Dhamma Warriors: The Birth of Hope
by Mohan Tiptur, OhMyNews, Jan 24, 2008
Without compassion and understanding mankind would be extinct now
Seoul, South Korea -- My "Dhamma Warriors" concept, outlined in a previous article, has failed to kick up dust. It has not stirred the intellect of the Buddhist world. No one has bothered to tell me whether I am right or wrong. Is it because the Dhamma is so strong that it needs no warriors to defend it? Or is it because there is no warrior alive worthy to defend it.
Oh! Wise Buddha, what a band of foolish cowards you have created on this earth! My lord, the enlightened one, come back to this earth and see for yourself how happily your followers are spending their lives in cunningly acquiring trifles while they have given a pass to all your worthy noble sayings. They have twisted and manipulated all that you preached. They are asleep. Are they drowsy, or are they dead?

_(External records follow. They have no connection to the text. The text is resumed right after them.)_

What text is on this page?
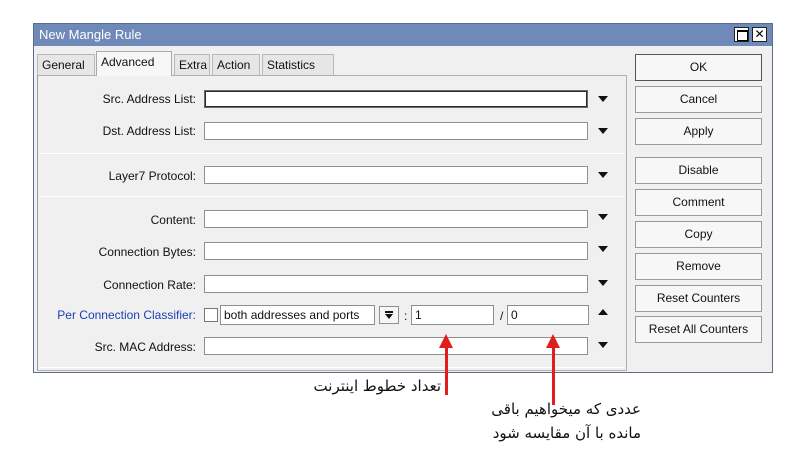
New Mangle Rule	✕
General	Advanced	Extra Action	Statistics
Src. Address List:
Dst. Address List:
Layer7 Protocol:
Content:
Connection Bytes:
Connection Rate:
Per Connection Classifier:	both addresses and ports	: 1	/ 0
Src. MAC Address:
OK
Cancel
Apply
Disable
Comment
Copy
Remove
Reset Counters
Reset All Counters
تعداد خطوط اینترنت
عددی که میخواهیم باقی
مانده با آن مقایسه شود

A true intellectual should keep one's mind open so that the new ideas come from all directions. What a farce that a Dhamma that was based on the intellectual and reason is being based on anything other than the intellectual and reason! Are the intellectuals so aloof and of such a faraway mentally that they cannot sit together and discuss anything new? Or are they waiting for some international personality to order them to think and discuss? I feel sorry for them. But I cannot wait for the dead to awake. I should do whatever I can do.
I do not have much time to procrastinate. A true Buddhist never waits for fools to awake. I take refuge in Buddha's words that "one should walk on alone if one does not get support from the foolish." I do not pity the physical slaves; I pity the mental slaves. Also, I take refuge in the words of Ambedkar that good must be done no matter if the ignorant appreciate it or not. Here's the second part on Dhamma Warriors. Read, mark, inwardly digest and write back to me. Here it goes:
HOPE has dawned on this earth like the sunrise after the long dark night. Man, who was barbaric before civilization, was barbaric in his culture too. The civilized man took time in reforming his way of life. That period, in which man was civilized but still uncultured, was the darkest and crudest moment in the history of mankind. Though he was living in civilized cities of olden times, his culture or way of life was no better than a beast. Anger, lust, jealousy and violence ruled his life. Refinement in his behavior came with the refined thoughts. Only then did man learn to restrain his unbridled passions. Man truly became man with the birth of restraint. That was the first lesson he learned of humanity. Until then man's mind was full of false, exaggerated and superstitious beliefs and ideas.
This cultural birth of man started with the birth of restraint of passions, and that led to the birth of compassion in his mind. Compassion is the mother of all humane feelings. By combining compassion together with understanding man can reach the highest point in life. If these humane qualities -- namely, compassion and understanding -- were not born in the mind of man, mankind would have become extinct by now. Hence, I call this welcome development the dawn of HOPE. Some of the great thinkers of the pre-Christian times like the Buddha, Lao Tzu, Confucius and, Heraclitus developed the twin concepts of wisdom into a complete, full-fledged, eco-friendly, organic and holistic philosophies of life. They were the saviors of mankind who rescued mankind from cultural extinction. They are the assets of mankind. We should be grateful to them.
But the barbaric inner self manifests itself time and again and tries to undo what the great leaders did. Wicked villains do try to shadow the heroes, as the greatest dramatist Shakespeare said in one of his sonnets: "Suns of the world may stain when Heaven's sun stainth" (from "On friendship"). The man in due course of time forgot the wise advice of these wise leaders. Therefore, though in the 6th century B.C. these enlightened personalities showed the noble path for the man, he failed to perceive the depth of the crisis he was in. Thus man overlooked the chance to follow the right path to glory and the kingdom of righteousness where he could have been the ruler of the world, enjoying all that he created and invented. Literally, he could have been the crowning glory of nature.
But he took the wrong path, with the result that he lost his mental peace. He gave more importance to irrational thinking, violence, mindless exploitation of nature, superstitions, lust, religious fanaticism, etc. He went on destroying whatever was precious that he created, hoping to find something better. This state of human mind is very well brought out by W. B. Yeats in his sonnet "Meru." Now, man is left with nothing but war, destruction, madness, misery, immorality and endless physical and mental violence. The 20th century saw the greatest wars in the first half. Man touched the bottom in all the fields -- political, economic, social and educational -- and for a moment he curled and coiled in agony being unable to come out of the crisis.
NOW, in the recent past Man has rediscovered HOPE. He has rediscovered the worth of the Buddha, Lao Tzu and Confucius. These three taken together can liberate man from the present state of crisis.